Santaella argumenta que as mudanças tecnológicas são e serão influências

diretas para o leitor. O entendimento é que, mesmo aqueles leitores contemplativos,

como habitualmente são chamados os que gostam de ler algo cujo veículo é o papel, são

alvo constantes das mídias, que buscam meios de cativá-los. É para eles que o texto se

ajusta aos meios, ou os meios ao texto, visando um direcionamento, uma orientação.

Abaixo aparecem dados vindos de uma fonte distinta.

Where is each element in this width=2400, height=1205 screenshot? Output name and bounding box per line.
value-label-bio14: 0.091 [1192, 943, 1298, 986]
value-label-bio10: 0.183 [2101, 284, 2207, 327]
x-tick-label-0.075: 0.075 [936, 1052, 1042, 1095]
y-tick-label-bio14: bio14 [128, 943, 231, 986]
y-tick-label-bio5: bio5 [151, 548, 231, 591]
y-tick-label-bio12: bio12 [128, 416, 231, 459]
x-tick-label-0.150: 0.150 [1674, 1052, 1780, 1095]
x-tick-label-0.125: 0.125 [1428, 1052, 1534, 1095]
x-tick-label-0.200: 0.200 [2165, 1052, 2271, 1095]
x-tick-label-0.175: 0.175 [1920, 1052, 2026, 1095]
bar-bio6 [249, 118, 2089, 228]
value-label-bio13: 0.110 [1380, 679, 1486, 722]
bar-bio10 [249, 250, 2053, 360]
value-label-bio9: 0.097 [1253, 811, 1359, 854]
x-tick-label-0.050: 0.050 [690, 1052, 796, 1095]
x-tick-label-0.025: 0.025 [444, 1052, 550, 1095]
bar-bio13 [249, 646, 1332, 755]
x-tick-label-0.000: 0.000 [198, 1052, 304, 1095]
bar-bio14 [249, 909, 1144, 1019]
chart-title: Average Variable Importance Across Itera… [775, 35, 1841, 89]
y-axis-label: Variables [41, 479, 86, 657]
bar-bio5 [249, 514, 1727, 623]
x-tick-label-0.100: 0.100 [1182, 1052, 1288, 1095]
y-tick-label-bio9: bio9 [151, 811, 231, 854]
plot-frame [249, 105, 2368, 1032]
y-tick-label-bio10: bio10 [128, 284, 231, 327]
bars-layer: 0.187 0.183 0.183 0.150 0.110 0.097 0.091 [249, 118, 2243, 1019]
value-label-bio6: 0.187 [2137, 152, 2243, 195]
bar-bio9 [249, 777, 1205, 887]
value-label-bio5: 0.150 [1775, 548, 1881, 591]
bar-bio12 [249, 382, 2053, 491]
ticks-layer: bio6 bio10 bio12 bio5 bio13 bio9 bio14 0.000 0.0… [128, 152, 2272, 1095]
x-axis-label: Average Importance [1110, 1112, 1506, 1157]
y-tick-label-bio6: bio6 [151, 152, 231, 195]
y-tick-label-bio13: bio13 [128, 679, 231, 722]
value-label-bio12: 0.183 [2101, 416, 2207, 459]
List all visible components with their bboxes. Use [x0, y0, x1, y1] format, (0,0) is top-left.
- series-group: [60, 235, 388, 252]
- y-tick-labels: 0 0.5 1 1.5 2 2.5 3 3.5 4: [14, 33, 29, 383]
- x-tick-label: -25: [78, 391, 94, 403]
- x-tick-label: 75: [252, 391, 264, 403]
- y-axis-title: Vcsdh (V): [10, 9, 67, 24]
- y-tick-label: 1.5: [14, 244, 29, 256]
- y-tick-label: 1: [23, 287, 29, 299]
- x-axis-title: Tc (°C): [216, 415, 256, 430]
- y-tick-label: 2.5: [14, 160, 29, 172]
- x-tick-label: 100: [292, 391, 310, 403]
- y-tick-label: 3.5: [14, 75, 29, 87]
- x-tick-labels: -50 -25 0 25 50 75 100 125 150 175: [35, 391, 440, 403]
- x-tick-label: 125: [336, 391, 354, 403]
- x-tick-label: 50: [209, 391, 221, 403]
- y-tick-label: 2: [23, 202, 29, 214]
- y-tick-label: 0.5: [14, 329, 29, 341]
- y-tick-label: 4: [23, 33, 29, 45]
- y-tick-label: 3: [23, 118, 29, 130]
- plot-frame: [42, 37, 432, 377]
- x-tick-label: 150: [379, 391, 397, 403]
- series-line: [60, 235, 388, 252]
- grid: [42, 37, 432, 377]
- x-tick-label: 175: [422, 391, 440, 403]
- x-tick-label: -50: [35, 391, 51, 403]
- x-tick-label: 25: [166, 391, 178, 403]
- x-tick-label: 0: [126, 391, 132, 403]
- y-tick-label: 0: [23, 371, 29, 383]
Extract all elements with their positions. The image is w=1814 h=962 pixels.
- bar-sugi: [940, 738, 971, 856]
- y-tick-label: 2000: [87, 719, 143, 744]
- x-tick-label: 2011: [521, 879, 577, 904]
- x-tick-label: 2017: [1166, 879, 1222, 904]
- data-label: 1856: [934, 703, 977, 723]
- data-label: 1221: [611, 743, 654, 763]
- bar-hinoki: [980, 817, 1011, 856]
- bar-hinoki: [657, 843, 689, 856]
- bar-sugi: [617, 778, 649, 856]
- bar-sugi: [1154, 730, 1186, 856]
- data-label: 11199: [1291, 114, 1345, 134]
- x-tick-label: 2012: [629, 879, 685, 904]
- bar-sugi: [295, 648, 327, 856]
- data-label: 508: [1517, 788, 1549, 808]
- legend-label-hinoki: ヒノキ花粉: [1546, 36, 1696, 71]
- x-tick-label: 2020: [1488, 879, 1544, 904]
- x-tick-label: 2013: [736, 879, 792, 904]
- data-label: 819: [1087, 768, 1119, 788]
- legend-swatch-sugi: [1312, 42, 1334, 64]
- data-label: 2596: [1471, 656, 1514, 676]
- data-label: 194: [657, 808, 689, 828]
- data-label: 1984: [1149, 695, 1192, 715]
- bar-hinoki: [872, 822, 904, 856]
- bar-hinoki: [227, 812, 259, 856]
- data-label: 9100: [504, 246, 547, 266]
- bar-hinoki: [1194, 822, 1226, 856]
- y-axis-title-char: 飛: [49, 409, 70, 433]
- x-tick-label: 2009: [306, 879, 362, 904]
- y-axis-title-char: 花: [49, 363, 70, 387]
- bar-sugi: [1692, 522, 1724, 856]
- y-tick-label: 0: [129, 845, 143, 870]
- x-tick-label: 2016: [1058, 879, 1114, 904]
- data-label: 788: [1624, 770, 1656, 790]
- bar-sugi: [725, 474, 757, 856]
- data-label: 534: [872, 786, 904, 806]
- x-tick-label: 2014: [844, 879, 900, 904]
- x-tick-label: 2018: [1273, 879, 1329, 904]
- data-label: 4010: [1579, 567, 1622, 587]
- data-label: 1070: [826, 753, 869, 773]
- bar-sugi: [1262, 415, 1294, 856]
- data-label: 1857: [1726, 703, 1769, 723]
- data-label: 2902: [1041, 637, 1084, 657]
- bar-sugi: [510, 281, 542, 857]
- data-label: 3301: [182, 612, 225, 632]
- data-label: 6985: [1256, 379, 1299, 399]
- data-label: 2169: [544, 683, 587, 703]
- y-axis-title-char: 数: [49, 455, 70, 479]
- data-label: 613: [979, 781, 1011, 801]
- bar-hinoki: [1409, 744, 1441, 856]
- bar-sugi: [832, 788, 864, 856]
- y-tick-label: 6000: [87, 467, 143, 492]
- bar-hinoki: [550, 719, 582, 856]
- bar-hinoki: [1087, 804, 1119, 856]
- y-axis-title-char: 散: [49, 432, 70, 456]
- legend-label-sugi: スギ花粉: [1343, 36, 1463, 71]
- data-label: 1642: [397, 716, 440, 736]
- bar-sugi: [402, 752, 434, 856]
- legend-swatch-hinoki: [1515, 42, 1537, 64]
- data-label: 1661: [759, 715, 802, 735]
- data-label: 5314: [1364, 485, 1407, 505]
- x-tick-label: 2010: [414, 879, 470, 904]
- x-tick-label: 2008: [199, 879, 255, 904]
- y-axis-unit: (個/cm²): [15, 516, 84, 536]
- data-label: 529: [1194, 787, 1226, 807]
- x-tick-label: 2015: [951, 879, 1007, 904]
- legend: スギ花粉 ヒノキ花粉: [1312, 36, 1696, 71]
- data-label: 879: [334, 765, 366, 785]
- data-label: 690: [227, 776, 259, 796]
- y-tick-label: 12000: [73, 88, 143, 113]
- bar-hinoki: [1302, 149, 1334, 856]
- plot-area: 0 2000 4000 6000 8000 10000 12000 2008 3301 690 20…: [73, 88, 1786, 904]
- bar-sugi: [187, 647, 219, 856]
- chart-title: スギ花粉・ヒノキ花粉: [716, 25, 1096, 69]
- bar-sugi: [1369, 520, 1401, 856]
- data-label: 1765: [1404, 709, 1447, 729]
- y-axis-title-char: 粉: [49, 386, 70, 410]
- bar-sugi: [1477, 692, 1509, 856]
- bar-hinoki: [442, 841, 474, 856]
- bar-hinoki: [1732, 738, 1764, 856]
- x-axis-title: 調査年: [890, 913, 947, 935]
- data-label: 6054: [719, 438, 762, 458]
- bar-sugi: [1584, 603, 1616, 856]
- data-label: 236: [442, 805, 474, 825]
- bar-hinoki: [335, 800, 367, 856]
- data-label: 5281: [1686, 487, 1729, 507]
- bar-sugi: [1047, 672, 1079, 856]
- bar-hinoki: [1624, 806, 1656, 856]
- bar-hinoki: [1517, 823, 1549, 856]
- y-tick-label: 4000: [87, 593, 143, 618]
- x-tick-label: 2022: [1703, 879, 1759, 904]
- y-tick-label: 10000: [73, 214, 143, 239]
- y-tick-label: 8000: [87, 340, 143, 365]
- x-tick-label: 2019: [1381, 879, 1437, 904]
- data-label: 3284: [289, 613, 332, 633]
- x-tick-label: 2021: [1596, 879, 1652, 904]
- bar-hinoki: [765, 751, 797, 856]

Claro que os diversos suportes disponíveis para a leitura orientam e segmentam os

públicos. A diagramação, inserção de imagens, infográficos e recursos estilísticos

facilitam a interpretação do leitor (SCALZO, 2004), porém, o principal eixo é a

interação textual, que requer do leitor uma demanda de significações e interpretações

muito mais restrita ao seu repertório.

DESENVOLVIMENTO

Em que o revisor pode ajudar nessa tarefa de significação? É o registro de cada

pessoa que torna a leitura algo estritamente pessoal. As vivências, experiências e

mazelas da vida moldarão os tipos de leitores, logo, subentende-se que para cada um

deles, determinado texto pode ter ou não um valor intrínseco; os objetos de discurso a

que o texto faz referência são apresentados, em grande parte, de forma incompleta,

permanecendo muita coisa implícita (...) (KOCH, 2009, pág. 71). Por isso o profissional

da revisão é aquele que pode e deve dar significado e clareza ao texto. É ele que, na

ausência de sentido, vai cerzir as frases e torná-lo consumível. Koch argumenta que o

texto, por si, não tem significação à priori, sendo sua interpretação fruto de um contexto

estabelecido pelo autor. Logo, o papel do revisor, atualmente, não é só o de estruturar

um texto à norma culta, mas, como se dizia há algum tempo, realizar muito copidesque

(MALTA, 2000).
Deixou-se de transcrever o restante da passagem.